How to Stop Name-Calling
Here are some strategies to stop name-calling:
- Clearly define inappropriate behavior. It helps to explain the specific types of behavior you consider unacceptable. If you just say “no more name-calling,” a teen might think you mean it’s not ok to use a curse word to describe someone, but it’s still ok to call them stupid. Clearly state that disrespectful behavior is completely unacceptable. Pick some real examples from when you have seen them call a friend or sibling names and brainstorm some different ideas for how they could have handled the situation in a more appropriate way. Explain that you want them to stand up for themselves, but the way they do it must be more respectful. Set limits when everyone is calm, and allow input from all family members.
- Use consequences. Establish an appropriate consequence for different types of rude behavior ahead of time, so that your teen knows what to expect if they display rudeness. Some families use a “fine jar” where anytime someone in the family calls another person a name they have to put a dollar in the jar. Whatever you decide is the consequence, be sure to follow-through on enforcing it every single time.
- Role model. Teens learn a lot about relationships based on the way the adults in their lives treat others. If you call other people names, they will, too. Show teens how to respond in a respectful manner when you disagree with someone else’s point of view. Do not bad mouth your boss, a teacher or coach, or anyone else in front of your child. If you are rude to your teen, your spouse or those around you, you’re teaching your child that this type of behavior is acceptable. You must role model using respectful language with others even when you feel angry.
- Avoid power struggles. Pick your battles wisely. It is the nature of teens to try pushing your buttons. If your child has drawn you into a fight with name-calling in the past, be prepared that he/she will try to do it again. You should have a plan for that situation so that you can deal with your teen’s behavior as objectively as possible. For example, in the heat of the moment, if your teen is calling you stupid, try saying, “You have to find a way to calm yourself down rather than use that language.” It’s impossible to have a real discussion when emotions are running high; it’s human nature to fight back or shut down. Try to avoid the fight and speak to your teen when they are calm again.

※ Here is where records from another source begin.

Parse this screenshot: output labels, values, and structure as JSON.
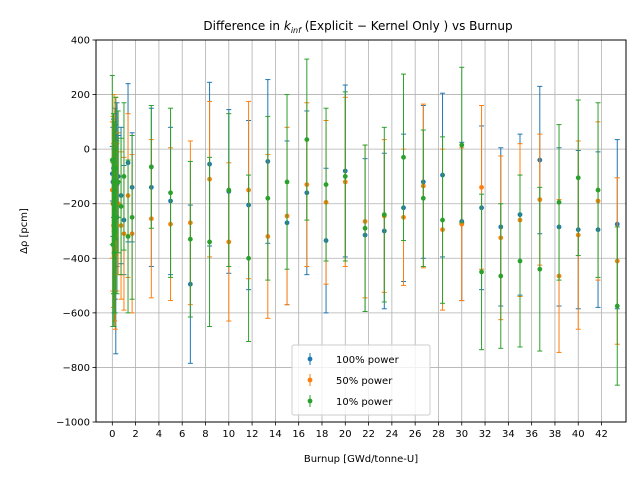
{
  "chart_data": {
    "type": "scatter",
    "title": "Difference in k_inf (Explicit − Kernel Only ) vs Burnup",
    "title_parts": {
      "prefix": "Difference in ",
      "k": "k",
      "sub": "inf",
      "suffix": " (Explicit − Kernel Only ) vs Burnup"
    },
    "xlabel": "Burnup [GWd/tonne-U]",
    "ylabel": "Δρ [pcm]",
    "xlim": [
      -1.4,
      44.1
    ],
    "ylim": [
      -1000,
      400
    ],
    "xticks": [
      0,
      2,
      4,
      6,
      8,
      10,
      12,
      14,
      16,
      18,
      20,
      22,
      24,
      26,
      28,
      30,
      32,
      34,
      36,
      38,
      40,
      42
    ],
    "yticks": [
      -1000,
      -800,
      -600,
      -400,
      -200,
      0,
      200,
      400
    ],
    "grid": true,
    "legend_position": "bottom-center",
    "series": [
      {
        "name": "100% power",
        "color": "#1f77b4",
        "points": [
          {
            "x": 0.0,
            "y": -90,
            "err": 100
          },
          {
            "x": 0.05,
            "y": -120,
            "err": 200
          },
          {
            "x": 0.1,
            "y": -70,
            "err": 180
          },
          {
            "x": 0.15,
            "y": -300,
            "err": 300
          },
          {
            "x": 0.2,
            "y": -130,
            "err": 230
          },
          {
            "x": 0.25,
            "y": -200,
            "err": 350
          },
          {
            "x": 0.3,
            "y": -330,
            "err": 420
          },
          {
            "x": 0.4,
            "y": -130,
            "err": 300
          },
          {
            "x": 0.5,
            "y": -100,
            "err": 150
          },
          {
            "x": 0.75,
            "y": -170,
            "err": 250
          },
          {
            "x": 1.0,
            "y": -260,
            "err": 200
          },
          {
            "x": 1.35,
            "y": -50,
            "err": 290
          },
          {
            "x": 1.7,
            "y": -140,
            "err": 200
          },
          {
            "x": 3.35,
            "y": -140,
            "err": 290
          },
          {
            "x": 5.0,
            "y": -190,
            "err": 270
          },
          {
            "x": 6.7,
            "y": -495,
            "err": 290
          },
          {
            "x": 8.35,
            "y": -55,
            "err": 300
          },
          {
            "x": 10.0,
            "y": -155,
            "err": 300
          },
          {
            "x": 11.7,
            "y": -205,
            "err": 310
          },
          {
            "x": 13.35,
            "y": -45,
            "err": 300
          },
          {
            "x": 15.0,
            "y": -270,
            "err": 300
          },
          {
            "x": 16.7,
            "y": -160,
            "err": 300
          },
          {
            "x": 18.35,
            "y": -335,
            "err": 265
          },
          {
            "x": 20.0,
            "y": -80,
            "err": 315
          },
          {
            "x": 21.7,
            "y": -315,
            "err": 280
          },
          {
            "x": 23.35,
            "y": -300,
            "err": 285
          },
          {
            "x": 25.0,
            "y": -215,
            "err": 270
          },
          {
            "x": 26.7,
            "y": -120,
            "err": 280
          },
          {
            "x": 28.35,
            "y": -95,
            "err": 300
          },
          {
            "x": 30.0,
            "y": -265,
            "err": 290
          },
          {
            "x": 31.7,
            "y": -215,
            "err": 300
          },
          {
            "x": 33.35,
            "y": -285,
            "err": 290
          },
          {
            "x": 35.0,
            "y": -240,
            "err": 295
          },
          {
            "x": 36.7,
            "y": -40,
            "err": 270
          },
          {
            "x": 38.35,
            "y": -285,
            "err": 290
          },
          {
            "x": 40.0,
            "y": -295,
            "err": 290
          },
          {
            "x": 41.7,
            "y": -295,
            "err": 285
          },
          {
            "x": 43.35,
            "y": -275,
            "err": 310
          }
        ]
      },
      {
        "name": "50% power",
        "color": "#ff7f0e",
        "points": [
          {
            "x": 0.0,
            "y": -150,
            "err": 250
          },
          {
            "x": 0.05,
            "y": -200,
            "err": 320
          },
          {
            "x": 0.1,
            "y": -280,
            "err": 300
          },
          {
            "x": 0.15,
            "y": -50,
            "err": 250
          },
          {
            "x": 0.2,
            "y": -300,
            "err": 330
          },
          {
            "x": 0.25,
            "y": -380,
            "err": 280
          },
          {
            "x": 0.3,
            "y": -100,
            "err": 290
          },
          {
            "x": 0.4,
            "y": -250,
            "err": 270
          },
          {
            "x": 0.5,
            "y": -200,
            "err": 260
          },
          {
            "x": 0.75,
            "y": -280,
            "err": 270
          },
          {
            "x": 1.0,
            "y": -310,
            "err": 280
          },
          {
            "x": 1.35,
            "y": -170,
            "err": 300
          },
          {
            "x": 1.7,
            "y": -310,
            "err": 290
          },
          {
            "x": 3.35,
            "y": -255,
            "err": 290
          },
          {
            "x": 5.0,
            "y": -275,
            "err": 280
          },
          {
            "x": 6.7,
            "y": -270,
            "err": 300
          },
          {
            "x": 8.35,
            "y": -110,
            "err": 285
          },
          {
            "x": 10.0,
            "y": -340,
            "err": 290
          },
          {
            "x": 11.7,
            "y": -150,
            "err": 325
          },
          {
            "x": 13.35,
            "y": -320,
            "err": 300
          },
          {
            "x": 15.0,
            "y": -245,
            "err": 325
          },
          {
            "x": 16.7,
            "y": -130,
            "err": 300
          },
          {
            "x": 18.35,
            "y": -195,
            "err": 300
          },
          {
            "x": 20.0,
            "y": -120,
            "err": 310
          },
          {
            "x": 21.7,
            "y": -265,
            "err": 280
          },
          {
            "x": 23.35,
            "y": -245,
            "err": 280
          },
          {
            "x": 25.0,
            "y": -250,
            "err": 250
          },
          {
            "x": 26.7,
            "y": -135,
            "err": 300
          },
          {
            "x": 28.35,
            "y": -295,
            "err": 295
          },
          {
            "x": 30.0,
            "y": -275,
            "err": 280
          },
          {
            "x": 31.7,
            "y": -140,
            "err": 300
          },
          {
            "x": 33.35,
            "y": -325,
            "err": 300
          },
          {
            "x": 35.0,
            "y": -260,
            "err": 280
          },
          {
            "x": 36.7,
            "y": -185,
            "err": 240
          },
          {
            "x": 38.35,
            "y": -465,
            "err": 280
          },
          {
            "x": 40.0,
            "y": -315,
            "err": 345
          },
          {
            "x": 41.7,
            "y": -190,
            "err": 290
          },
          {
            "x": 43.35,
            "y": -410,
            "err": 305
          }
        ]
      },
      {
        "name": "10% power",
        "color": "#2ca02c",
        "points": [
          {
            "x": 0.0,
            "y": -40,
            "err": 310
          },
          {
            "x": 0.05,
            "y": -350,
            "err": 300
          },
          {
            "x": 0.1,
            "y": -200,
            "err": 330
          },
          {
            "x": 0.15,
            "y": -380,
            "err": 270
          },
          {
            "x": 0.2,
            "y": -150,
            "err": 250
          },
          {
            "x": 0.25,
            "y": -300,
            "err": 300
          },
          {
            "x": 0.3,
            "y": -70,
            "err": 260
          },
          {
            "x": 0.4,
            "y": -250,
            "err": 280
          },
          {
            "x": 0.5,
            "y": -120,
            "err": 260
          },
          {
            "x": 0.75,
            "y": -210,
            "err": 250
          },
          {
            "x": 1.0,
            "y": -100,
            "err": 270
          },
          {
            "x": 1.35,
            "y": -320,
            "err": 280
          },
          {
            "x": 1.7,
            "y": -250,
            "err": 300
          },
          {
            "x": 3.35,
            "y": -65,
            "err": 225
          },
          {
            "x": 5.0,
            "y": -160,
            "err": 310
          },
          {
            "x": 6.7,
            "y": -330,
            "err": 285
          },
          {
            "x": 8.35,
            "y": -340,
            "err": 310
          },
          {
            "x": 10.0,
            "y": -150,
            "err": 280
          },
          {
            "x": 11.7,
            "y": -400,
            "err": 305
          },
          {
            "x": 13.35,
            "y": -180,
            "err": 300
          },
          {
            "x": 15.0,
            "y": -120,
            "err": 320
          },
          {
            "x": 16.7,
            "y": 35,
            "err": 295
          },
          {
            "x": 18.35,
            "y": -130,
            "err": 280
          },
          {
            "x": 20.0,
            "y": -100,
            "err": 310
          },
          {
            "x": 21.7,
            "y": -290,
            "err": 305
          },
          {
            "x": 23.35,
            "y": -240,
            "err": 320
          },
          {
            "x": 25.0,
            "y": -30,
            "err": 305
          },
          {
            "x": 26.7,
            "y": -180,
            "err": 250
          },
          {
            "x": 28.35,
            "y": -260,
            "err": 305
          },
          {
            "x": 30.0,
            "y": 15,
            "err": 285
          },
          {
            "x": 31.7,
            "y": -450,
            "err": 285
          },
          {
            "x": 33.35,
            "y": -465,
            "err": 265
          },
          {
            "x": 35.0,
            "y": -410,
            "err": 315
          },
          {
            "x": 36.7,
            "y": -440,
            "err": 300
          },
          {
            "x": 38.35,
            "y": -195,
            "err": 285
          },
          {
            "x": 40.0,
            "y": -105,
            "err": 285
          },
          {
            "x": 41.7,
            "y": -150,
            "err": 320
          },
          {
            "x": 43.35,
            "y": -575,
            "err": 290
          }
        ]
      }
    ]
  }
}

- Teach conflict resolution skills. Name-calling is a common way for teens to exert power over other people, whether siblings, peers or even adults. If you can arm your teen with positive conflict resolution skills, they won’t need to use name-calling. They will be better able to maintain peaceful relationships. Check out our previous blog Teaching Conflict Resolution Skills to Youth.
- Invite respectful opinions. If you want teens to be socially respectful, you must teach them the difference between facts and opinions and instill the value that no opinion is wrong. The first way to do that is to show teens that their opinions matter to you, so respectfully listen to their ideas even if you disagree. However, teens also need to know that their opinion isn’t any more valuable than other people’s opinions. Encourage them to accept the idea of “agreeing to disagree” when they don’t see eye-to-eye with someone. Make it clear that your teen won’t be given consequences for his opinion, but that he will be given consequences when he behaves in a rude manner.
Keep in mind that adults – parents, teachers, coaches, mentors, etc – are training teens for adulthood. Name-calling is a symptom of disrespect, and disrespect never resolves conflicts. It is our responsibility to help teens learn how to express anger and problem solve in positive ways, even when they are frustrated. Our role is to coach them to find healthy ways to express themselves in difficult situations so that they can be successful in college, marriage, and career.